В голубых сумерках чудилась Силе уманчивая затаенность за каждым кустом и домом, и это веселило его. Скотина разобралась по дворам. Хозяйки доили коров, дзенькая тугими поющими струями молока в ведре. По-шмелиному протяжно и низко гудели сепараторы в раскрытых кухонных окнах. Пахло скотом, кизячным дымом, на берегу за огородами под чугунками и котлами золотисто шевелились в сумерках костры.
Ольга вынимала замок из погребицы, гремя в темноте, когда Сила вывернулся на коне из-за ветлы.
— А я думала, пошутил, не приедешь.
— Ты край как нужна мне нонче, — беспечно сказал он.
Открыла дверь, потянула Силу за ногу:
— Лезь в погреб за вином.
Впритирку ходила вокруг парня, светя ему свечой. «Как же мне уманить ее? — прикидывал Сила. — На коня бы затащить, а там не вырвется».
— Садись прокачу, а?
— Здорово живешь! У нас гости… приезжал бы раньше.
Кто-то шел огородом по подсолнухам, шурша листвой.
— Ногами будто косит, — сказал Сила.
— С горя-то как бы пахать не начал носом.
— А что мне горевать? — сказал из тьмы сильный хрипловатый голос Мефодия.
Темное скуластое лицо приблизилось к глазам Ольги.
— Принес, куда прикажешь? — руки его были заняты свертками. За спиной ружье.
— Господи, как от вас вином пахнет.
— На вот огурчик, закуси… Слух в Предел-Ташле гуляет, Олька, будто ты за Сауровым бегаешь, как собачка. Верно?
Ольга толкнула Мефодия в грудь.
— Толкайся, милая, да не больно, не пришлось бы голову прислонять к этой груди.
— Да уж лучше к камню припадать.
— Гляди, говорю, твоя голова, можешь и о камень стучаться.
— Рановато пугаете, Мефодий Елисеевич, еще не сосватана.
— Любя говорю.

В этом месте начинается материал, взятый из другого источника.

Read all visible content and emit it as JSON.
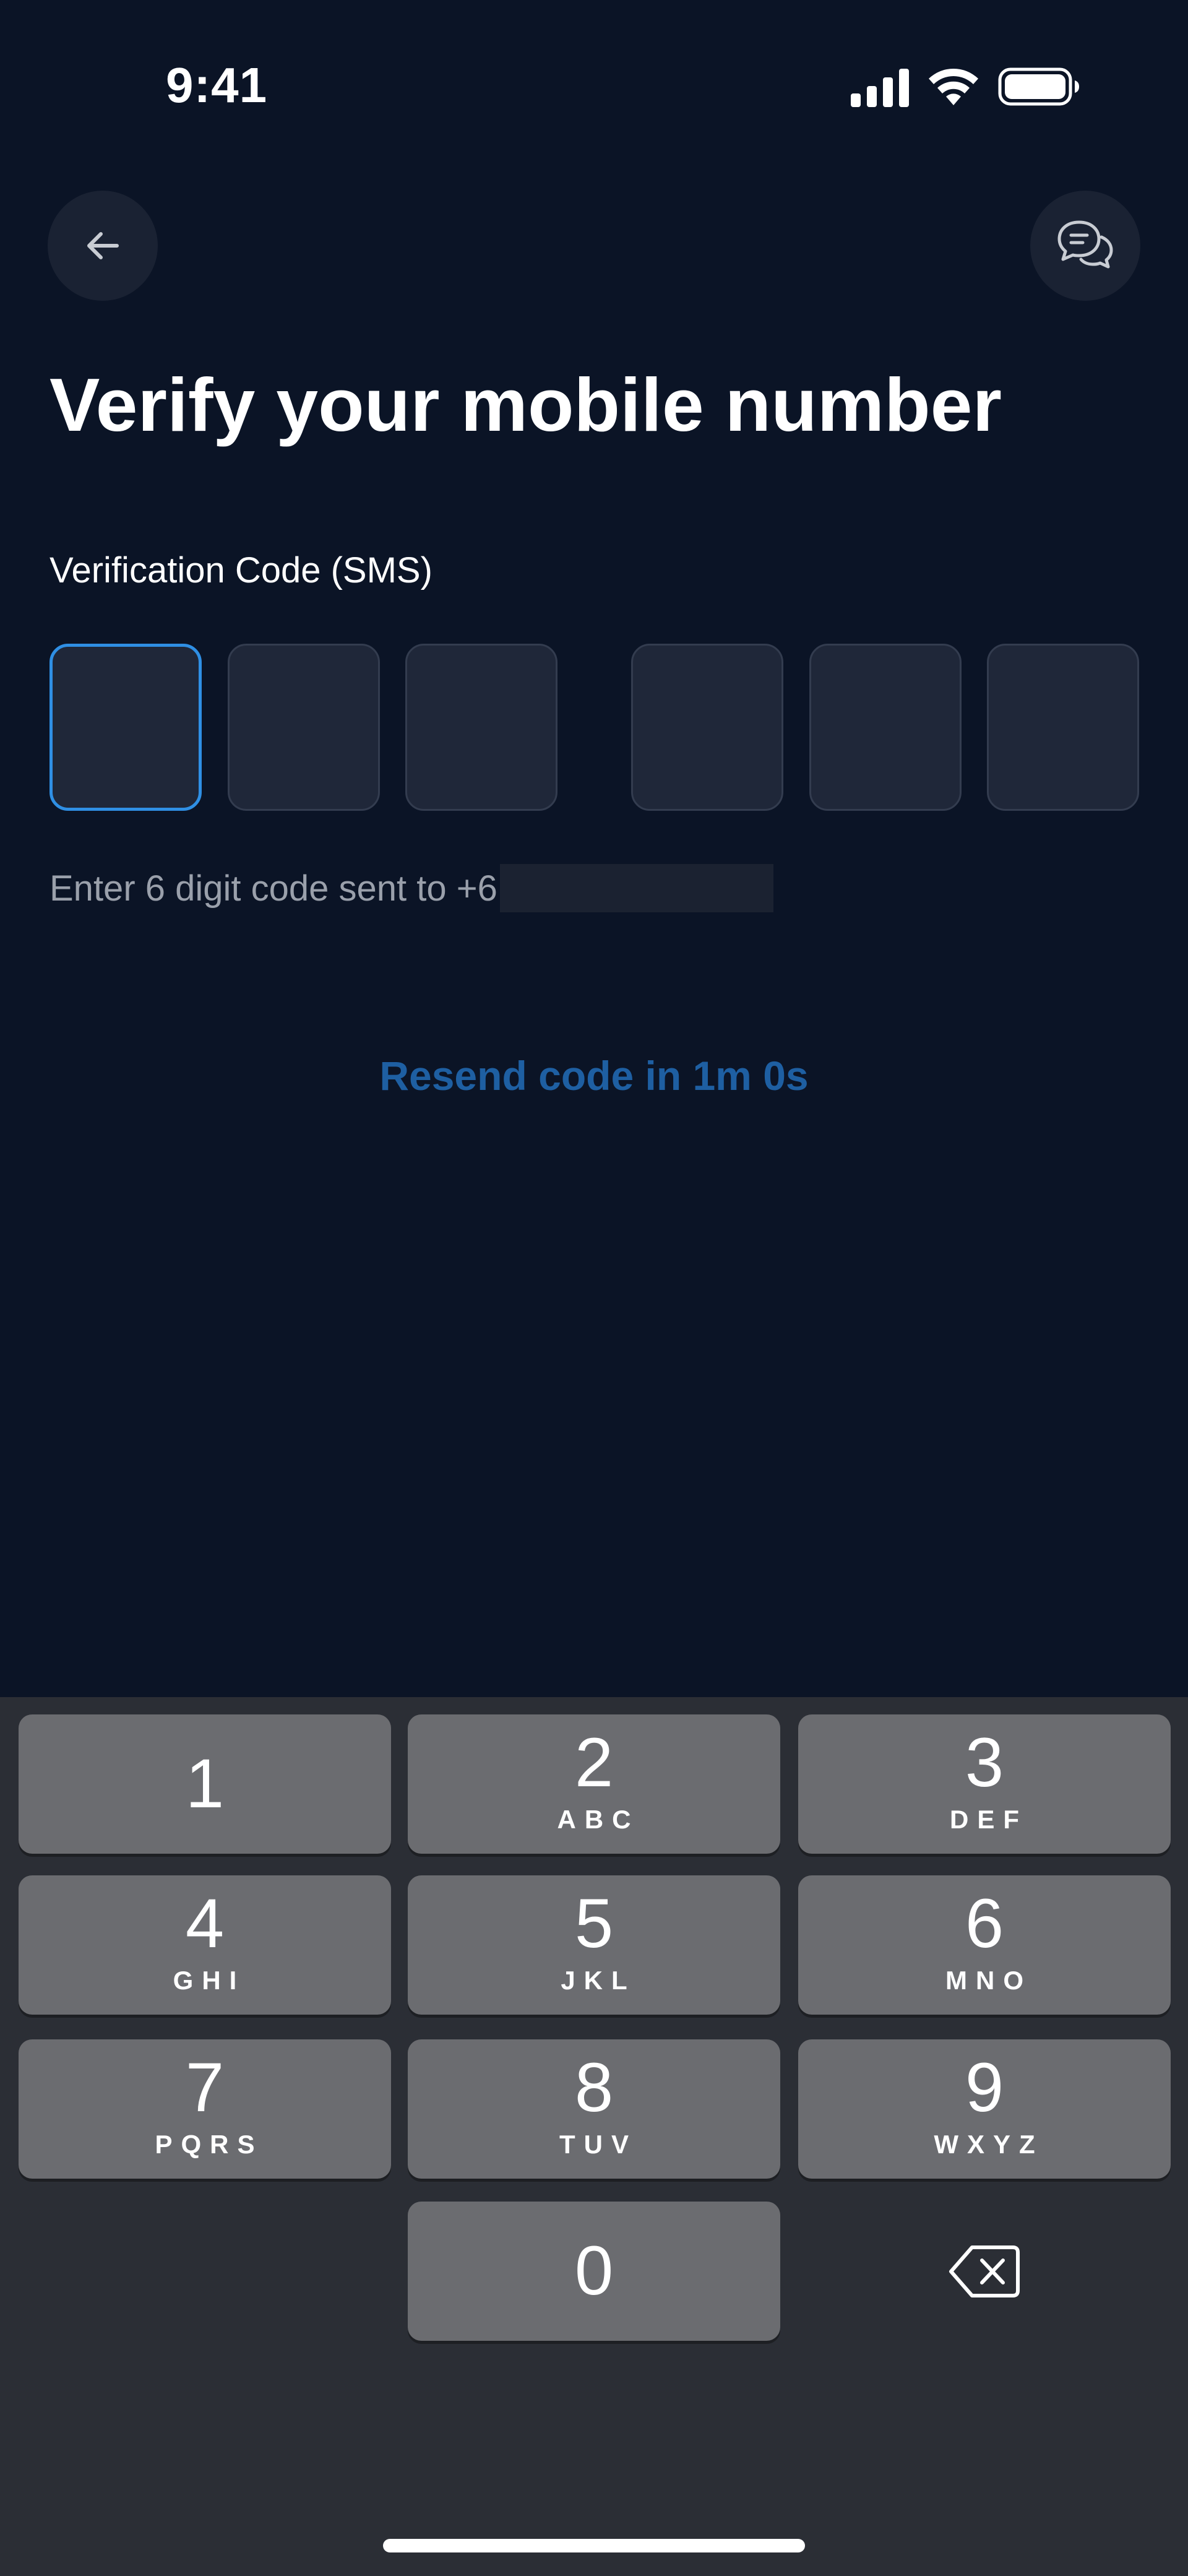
{
  "status_bar": {
    "time": "9:41",
    "icons": [
      "signal-icon",
      "wifi-icon",
      "battery-icon"
    ]
  },
  "header": {
    "back_icon": "arrow-left-icon",
    "support_icon": "chat-bubbles-icon"
  },
  "title": "Verify your mobile number",
  "otp": {
    "label": "Verification Code (SMS)",
    "digit_count": 6,
    "values": [
      "",
      "",
      "",
      "",
      "",
      ""
    ],
    "active_index": 0,
    "hint_prefix": "Enter 6 digit code sent to +6"
  },
  "resend": {
    "text": "Resend code in 1m 0s"
  },
  "keyboard": {
    "keys": [
      {
        "digit": "1",
        "letters": ""
      },
      {
        "digit": "2",
        "letters": "ABC"
      },
      {
        "digit": "3",
        "letters": "DEF"
      },
      {
        "digit": "4",
        "letters": "GHI"
      },
      {
        "digit": "5",
        "letters": "JKL"
      },
      {
        "digit": "6",
        "letters": "MNO"
      },
      {
        "digit": "7",
        "letters": "PQRS"
      },
      {
        "digit": "8",
        "letters": "TUV"
      },
      {
        "digit": "9",
        "letters": "WXYZ"
      },
      {
        "digit": "0",
        "letters": ""
      }
    ],
    "delete_icon": "backspace-icon"
  },
  "colors": {
    "background": "#0b1426",
    "accent": "#2f8fe4",
    "resend": "#1e5fa2",
    "keyboard_bg": "#2b2e35",
    "key_bg": "#6b6c70"
  }
}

А свататься я пришел. Все полномочия от жениха имею.
Мефодий поднялся в дом, скрипя ступенями крыльца.
Сила склонился с коня, заглядывая в глаза Ольги.
— Ты что? — оробело сказала она, пятясь к крыльцу. — Зайдешь, что ли? — уже с верхней ступени говорила она испуганным отталкивающим голосом.